Re: [PATCH 09/14] mm/sparse: remove CONFIG_MEMORY_HOTPLUG-specific usemap allocation handling

From: David Hildenbrand (Arm)

Date: Fri Mar 20 2026 - 14:50:02 EST


On 3/17/26 20:48, Lorenzo Stoakes (Oracle) wrote:
> On Tue, Mar 17, 2026 at 05:56:47PM +0100, David Hildenbrand (Arm) wrote:
>> In 2008, we added through commit 48c906823f39 ("memory hotplug: allocate
>> usemap on the section with pgdat") quite some complexity to try
>> allocating memory for the "usemap" (storing pageblock information
>> per memory section) for a memory section close to the memory of the
>> "pgdat" of the node.
>>
>> The goal was to make memory hotunplug of boot memory more likely to
>> succeed. That commit also added some checks for circular dependencies
>> between two memory sections, whereby two memory sections would contain
>> each others usemap, turning bot memory sections un-removable.
>
> Typo: bot -> both. Presumably you are not talking about memory a bot of some
> kind allocated :P
>
>>
>> However, in 2010, commit a4322e1bad91 ("sparsemem: Put usemap for one node
>> together") started allocating the usemap for multiple memory
>> sections on the same node in one chunk, effectively grouping all usemap
>> allocations of the same node in a single memblock allocation.
>>
>> We don't really give guarantees about memory hotunplug of boot memory, and
>> with the change in 2010, it is pretty much impossible in practice to get
>> any circular dependencies.
>
> Pretty much impossible? :) We can probably go so far as to so impossible no?

Yes.

>
>>
>> commit 48c906823f39 ("memory hotplug: allocate usemap on the section with
>> pgdat") also added the comment:
>>
>> "Similarly, a pgdat can prevent a section being removed.
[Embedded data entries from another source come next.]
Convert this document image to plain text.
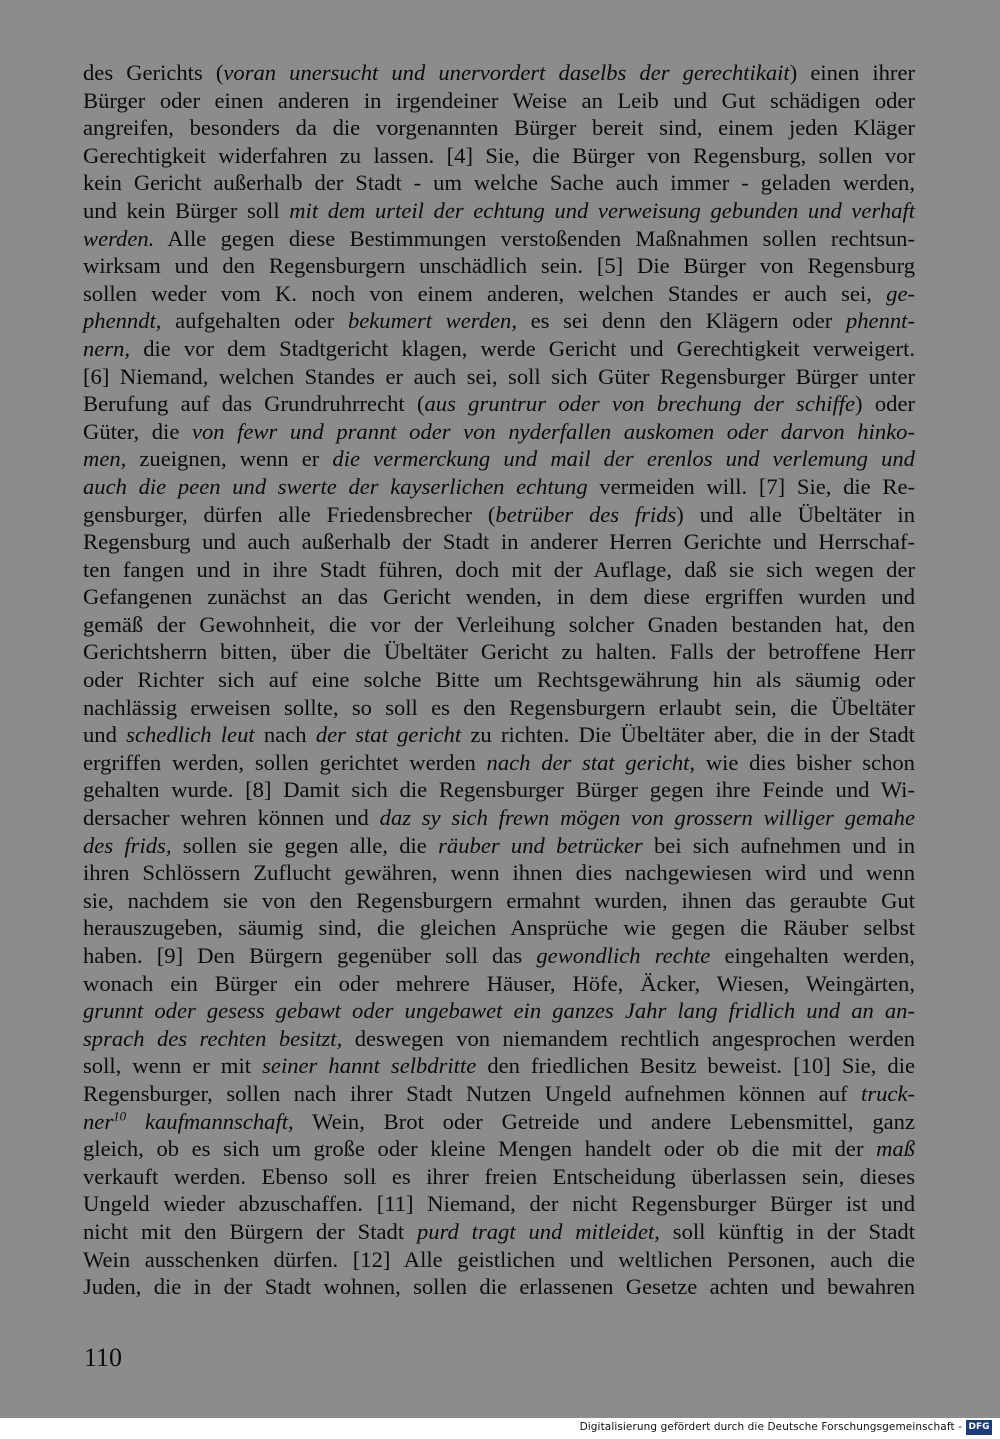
des Gerichts (voran unersucht und unervordert daselbs der gerechtikait) einen ihrer
Bürger oder einen anderen in irgendeiner Weise an Leib und Gut schädigen oder
angreifen, besonders da die vorgenannten Bürger bereit sind, einem jeden Kläger
Gerechtigkeit widerfahren zu lassen. [4] Sie, die Bürger von Regensburg, sollen vor
kein Gericht außerhalb der Stadt - um welche Sache auch immer - geladen werden,
und kein Bürger soll mit dem urteil der echtung und verweisung gebunden und verhaft
werden. Alle gegen diese Bestimmungen verstoßenden Maßnahmen sollen rechtsun-
wirksam und den Regensburgern unschädlich sein. [5] Die Bürger von Regensburg
sollen weder vom K. noch von einem anderen, welchen Standes er auch sei, ge-
phenndt, aufgehalten oder bekumert werden, es sei denn den Klägern oder phennt-
nern, die vor dem Stadtgericht klagen, werde Gericht und Gerechtigkeit verweigert.
[6] Niemand, welchen Standes er auch sei, soll sich Güter Regensburger Bürger unter
Berufung auf das Grundruhrrecht (aus gruntrur oder von brechung der schiffe) oder
Güter, die von fewr und prannt oder von nyderfallen auskomen oder darvon hinko-
men, zueignen, wenn er die vermerckung und mail der erenlos und verlemung und
auch die peen und swerte der kayserlichen echtung vermeiden will. [7] Sie, die Re-
gensburger, dürfen alle Friedensbrecher (betrüber des frids) und alle Übeltäter in
Regensburg und auch außerhalb der Stadt in anderer Herren Gerichte und Herrschaf-
ten fangen und in ihre Stadt führen, doch mit der Auflage, daß sie sich wegen der
Gefangenen zunächst an das Gericht wenden, in dem diese ergriffen wurden und
gemäß der Gewohnheit, die vor der Verleihung solcher Gnaden bestanden hat, den
Gerichtsherrn bitten, über die Übeltäter Gericht zu halten. Falls der betroffene Herr
oder Richter sich auf eine solche Bitte um Rechtsgewährung hin als säumig oder
nachlässig erweisen sollte, so soll es den Regensburgern erlaubt sein, die Übeltäter
und schedlich leut nach der stat gericht zu richten. Die Übeltäter aber, die in der Stadt
ergriffen werden, sollen gerichtet werden nach der stat gericht, wie dies bisher schon
gehalten wurde. [8] Damit sich die Regensburger Bürger gegen ihre Feinde und Wi-
dersacher wehren können und daz sy sich frewn mögen von grossern williger gemahe
des frids, sollen sie gegen alle, die räuber und betrücker bei sich aufnehmen und in
ihren Schlössern Zuflucht gewähren, wenn ihnen dies nachgewiesen wird und wenn
sie, nachdem sie von den Regensburgern ermahnt wurden, ihnen das geraubte Gut
herauszugeben, säumig sind, die gleichen Ansprüche wie gegen die Räuber selbst
haben. [9] Den Bürgern gegenüber soll das gewondlich rechte eingehalten werden,
wonach ein Bürger ein oder mehrere Häuser, Höfe, Äcker, Wiesen, Weingärten,
grunnt oder gesess gebawt oder ungebawet ein ganzes Jahr lang fridlich und an an-
sprach des rechten besitzt, deswegen von niemandem rechtlich angesprochen werden
soll, wenn er mit seiner hannt selbdritte den friedlichen Besitz beweist. [10] Sie, die
Regensburger, sollen nach ihrer Stadt Nutzen Ungeld aufnehmen können auf truck-
ner$^{10}$ kaufmannschaft, Wein, Brot oder Getreide und andere Lebensmittel, ganz
gleich, ob es sich um große oder kleine Mengen handelt oder ob die mit der maß
verkauft werden. Ebenso soll es ihrer freien Entscheidung überlassen sein, dieses
Ungeld wieder abzuschaffen. [11] Niemand, der nicht Regensburger Bürger ist und
nicht mit den Bürgern der Stadt purd tragt und mitleidet, soll künftig in der Stadt
Wein ausschenken dürfen. [12] Alle geistlichen und weltlichen Personen, auch die
Juden, die in der Stadt wohnen, sollen die erlassenen Gesetze achten und bewahren
110
Digitalisierung gefördert durch die Deutsche Forschungsgemeinschaft - DFG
If
>> section A contains a pgdat and section B
>> contains the usemap, both sections become inter-dependent."
>>
>> Given that we don't free the pgdat anymore, that comment (and handling)
>> does not apply.
>
> Isn't pgdat synonymous with a node and that's the data structure that describes
> a node right? Confusingly typedef'd from pglist_data to pg_data_t but then
> referred to as pgdat because all that makes so much sense :)
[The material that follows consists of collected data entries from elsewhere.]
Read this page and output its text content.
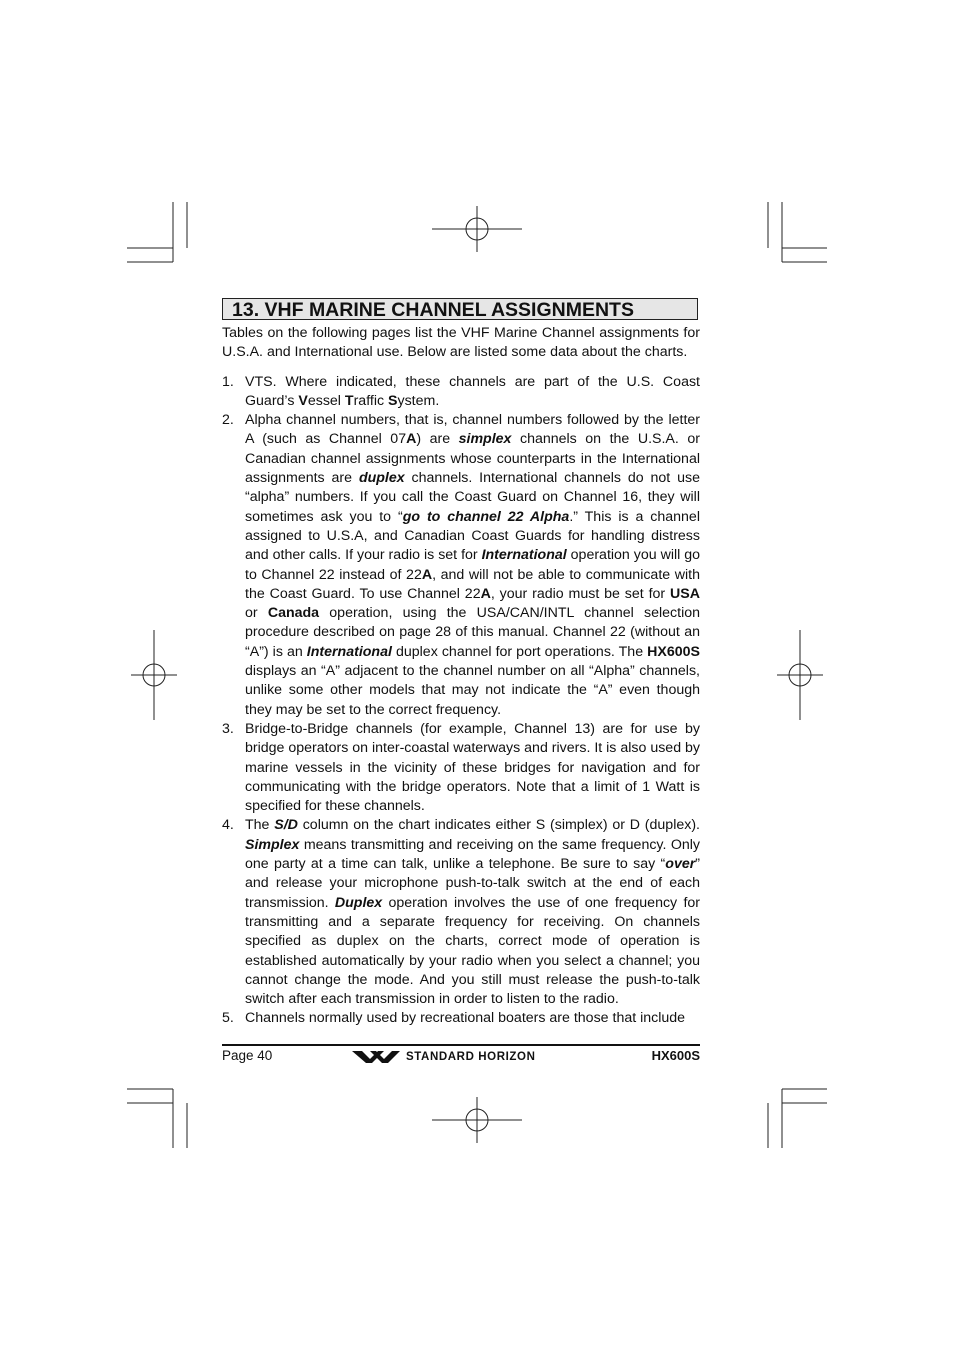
13. VHF MARINE CHANNEL ASSIGNMENTS

Tables on the following pages list the VHF Marine Channel assignments for U.S.A. and International use. Below are listed some data about the charts.

1. VTS. Where indicated, these channels are part of the U.S. Coast Guard’s Vessel Traffic System.
2. Alpha channel numbers, that is, channel numbers followed by the letter A (such as Channel 07A) are simplex channels on the U.S.A. or Canadian channel assignments whose counterparts in the International assignments are duplex channels. International channels do not use “alpha” numbers. If you call the Coast Guard on Channel 16, they will sometimes ask you to “go to channel 22 Alpha.” This is a channel assigned to U.S.A, and Canadian Coast Guards for handling distress and other calls. If your radio is set for International operation you will go to Channel 22 instead of 22A, and will not be able to communicate with the Coast Guard. To use Channel 22A, your radio must be set for USA or Canada operation, using the USA/CAN/INTL channel selection procedure described on page 28 of this manual. Channel 22 (without an “A”) is an International duplex channel for port operations. The HX600S displays an “A” adjacent to the channel number on all “Alpha” channels, unlike some other models that may not indicate the “A” even though they may be set to the correct frequency.
3. Bridge-to-Bridge channels (for example, Channel 13) are for use by bridge operators on inter-coastal waterways and rivers. It is also used by marine vessels in the vicinity of these bridges for navigation and for communicating with the bridge operators. Note that a limit of 1 Watt is specified for these channels.
4. The S/D column on the chart indicates either S (simplex) or D (duplex). Simplex means transmitting and receiving on the same frequency. Only one party at a time can talk, unlike a telephone. Be sure to say “over” and release your microphone push-to-talk switch at the end of each transmission. Duplex operation involves the use of one frequency for transmitting and a separate frequency for receiving. On channels specified as duplex on the charts, correct mode of operation is established automatically by your radio when you select a channel; you cannot change the mode. And you still must release the push-to-talk switch after each transmission in order to listen to the radio.
5. Channels normally used by recreational boaters are those that include
Page 40	STANDARD HORIZON	HX600S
Yeah, in general we refer to the NODE_DATA as pgdat (grep for it and
you'll be surprised).

>
> But I'm confused, does a section containing a pgdat mean a section having the
> pgdat data structure literally allocated in it?

Yes. "struct pgdat" placed in some memory section.

>
> A usemap is... something that tracks pageblock metadata I think right?

Yes. Essentially a large array of bytes, whereby each byte describes a
pageblock data (migratetype etc)

>
> Anyway I'm also confused by 'given we don't free the pgdat any more', but the
> comment says a 'pgdat can prevent a section being removed' rather than anything
> about it being removed?

Well, if a pgdat resides in some memory section, given that it is
unmovable turns the whole memory section unremovable -> hotunplug fails.

Assuming you could free the pgdat when the node goes offlining, you
would turn that memory section removable.

And I think that commit somehow assumed that the last memory section
could be removed if all it contains is the corresponding pgdat (which
was never the case).

>
> I guess it means the OTHER section could be prevented from being removed even
> after it's gone.. somehow?
>
> Anyway! I think maybe this could be clearer, somehow :)

I'm afraid the whole purpose of the original patch was sketchy, which is
also while I fail to even explain the original motivation clearly.

Now it's fortunately no longer required. :)

>
>>
>> So let's simply remove this complexity.
>>
>> Signed-off-by: David Hildenbrand (Arm) <david@xxxxxxxxxx>
>
> I think what you've done in the patch is right though, we're not doing any of
> these dances after a4322e1bad91 and pgdats sitting around mean we don't really
> care about where the usemap goes anyway I don't think so...
>
> I usemap and I find myself in a place where I give you a:
>
> Reviewed-by: Lorenzo Stoakes (Oracle) <ljs@xxxxxxxxxx>
>

Thanks ;)

[...]

>> -
>> #ifdef CONFIG_SPARSEMEM_VMEMMAP
>> unsigned long __init section_map_size(void)
>> {
>> @@ -486,7 +390,6 @@ void __init sparse_init_early_section(int nid, struct page *map,
>> unsigned long pnum, unsigned long flags)
>> {
>> BUG_ON(!sparse_usagebuf || sparse_usagebuf >= sparse_usagebuf_end);
>> - check_usemap_section_nr(nid, sparse_usagebuf);
>> sparse_init_one_section(__nr_to_section(pnum), pnum, map,
>> sparse_usagebuf, SECTION_IS_EARLY | flags);
>> sparse_usagebuf = (void *)sparse_usagebuf + mem_section_usage_size();
>> @@ -497,8 +400,7 @@ static int __init sparse_usage_init(int nid, unsigned long map_count)
>> unsigned long size;
>>
>> size = mem_section_usage_size() * map_count;
>> - sparse_usagebuf = sparse_early_usemaps_alloc_pgdat_section(
>> - NODE_DATA(nid), size);
>> + sparse_usagebuf = memblock_alloc_node(size, SMP_CACHE_BYTES, nid);
>
> I guess nid here is the same node as the pgdat?

Yes! before we used NODE_DATA(nid)->node_id, which is really just ... nid :)

--
Cheers,

David